If approved, the ballot measure would be among the first being considered in Santa Clara County, alongside Mountain View and Palo Alto, which already capitalize on taxing their largest employers like Google.
Opposed to the changes
The revised license tax was first brought to the City Council last June and officials discussed different ways to modernize it in October. City polls conducted in January of this year found 64% of those polled supported a new business tax when they learned about the inequities of the current tax structure and how it favors corporations.
The deadline to qualify for the November ballot measure is mid-August.
The Silicon Valley Central Chamber of Commerce opposes a headcount tax which targets the largest locally-based companies, its leaders said in June.
President and CEO Christian Malesic told San José Spotlight the chamber would rally against the headcount proposal because such increased tax costs could chase away companies that bring much-needed jobs to the city. He said the chamber presented city officials with alternatives to address the budget deficit in April and May, such as a smaller tax increase that no more than doubles the current amount of revenue. He also said the chamber would support capping the total tax an employer would pay, or keeping annual tax rate increases capped at 5%.
Malesic spoke at the meeting and said the proposed business license tax will turn Santa Clara into “the least business friendly city in the valley.”
Finance Director Kenn Lee and Assistant City Manager Cynthia Bojorquez said they have incorporated suggestions from the chamber into their new proposal, with Lee calling it “a balanced approach.” Bojorquez said this proposal considers the needs of small and large businesses.
According to a new city report, residents surveyed said this modernized tax is “desirable for Santa Clara or is moderately or minimally acceptable” during listening sessions.

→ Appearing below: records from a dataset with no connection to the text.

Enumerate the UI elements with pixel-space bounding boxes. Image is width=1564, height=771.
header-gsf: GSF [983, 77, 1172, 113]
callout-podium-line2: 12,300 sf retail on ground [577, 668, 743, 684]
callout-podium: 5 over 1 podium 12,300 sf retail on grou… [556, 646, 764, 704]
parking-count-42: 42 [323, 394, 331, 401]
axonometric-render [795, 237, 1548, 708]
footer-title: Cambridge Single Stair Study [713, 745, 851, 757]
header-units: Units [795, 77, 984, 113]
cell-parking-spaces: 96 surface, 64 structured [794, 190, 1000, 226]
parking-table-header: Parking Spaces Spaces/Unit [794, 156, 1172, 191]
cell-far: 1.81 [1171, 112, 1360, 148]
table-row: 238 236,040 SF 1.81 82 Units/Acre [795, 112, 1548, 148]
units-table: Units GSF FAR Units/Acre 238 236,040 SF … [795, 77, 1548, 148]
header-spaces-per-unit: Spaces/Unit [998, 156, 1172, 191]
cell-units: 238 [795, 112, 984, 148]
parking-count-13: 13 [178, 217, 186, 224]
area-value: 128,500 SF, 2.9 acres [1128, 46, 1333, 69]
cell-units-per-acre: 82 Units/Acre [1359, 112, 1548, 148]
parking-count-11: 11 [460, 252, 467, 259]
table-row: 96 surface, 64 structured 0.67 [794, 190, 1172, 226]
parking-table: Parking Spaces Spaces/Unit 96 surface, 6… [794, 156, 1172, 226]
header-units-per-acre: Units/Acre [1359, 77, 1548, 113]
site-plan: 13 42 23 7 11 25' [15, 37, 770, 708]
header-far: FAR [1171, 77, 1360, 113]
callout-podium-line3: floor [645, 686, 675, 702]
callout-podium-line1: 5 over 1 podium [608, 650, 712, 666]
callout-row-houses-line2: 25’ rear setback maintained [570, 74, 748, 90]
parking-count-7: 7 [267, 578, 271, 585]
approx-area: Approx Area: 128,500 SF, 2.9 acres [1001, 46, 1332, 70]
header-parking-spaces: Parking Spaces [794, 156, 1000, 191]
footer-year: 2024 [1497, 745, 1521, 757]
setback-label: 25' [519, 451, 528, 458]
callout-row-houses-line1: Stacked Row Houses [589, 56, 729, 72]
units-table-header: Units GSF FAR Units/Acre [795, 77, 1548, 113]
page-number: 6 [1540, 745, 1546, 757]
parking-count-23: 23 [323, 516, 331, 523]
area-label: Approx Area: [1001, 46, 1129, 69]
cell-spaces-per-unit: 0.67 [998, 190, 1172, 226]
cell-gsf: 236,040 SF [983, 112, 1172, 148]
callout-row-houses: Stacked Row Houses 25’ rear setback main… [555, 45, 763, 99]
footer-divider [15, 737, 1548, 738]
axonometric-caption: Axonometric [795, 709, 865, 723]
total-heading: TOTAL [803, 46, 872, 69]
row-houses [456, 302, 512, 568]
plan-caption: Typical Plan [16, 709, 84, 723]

Pete Constant, a public policy professor at William Jessup University, said his department reviewed the proposed business license tax for the chamber.
“The report that you received from staff really didn’t provide information on how businesses in other cities have responded to the employee tax increases,” Constant said, noting any increase in taxes generally raises prices for residents who buy products from businesses, worsening costs in an ongoing inflation crisis. “The unintended consequence of that is less spending in your city.”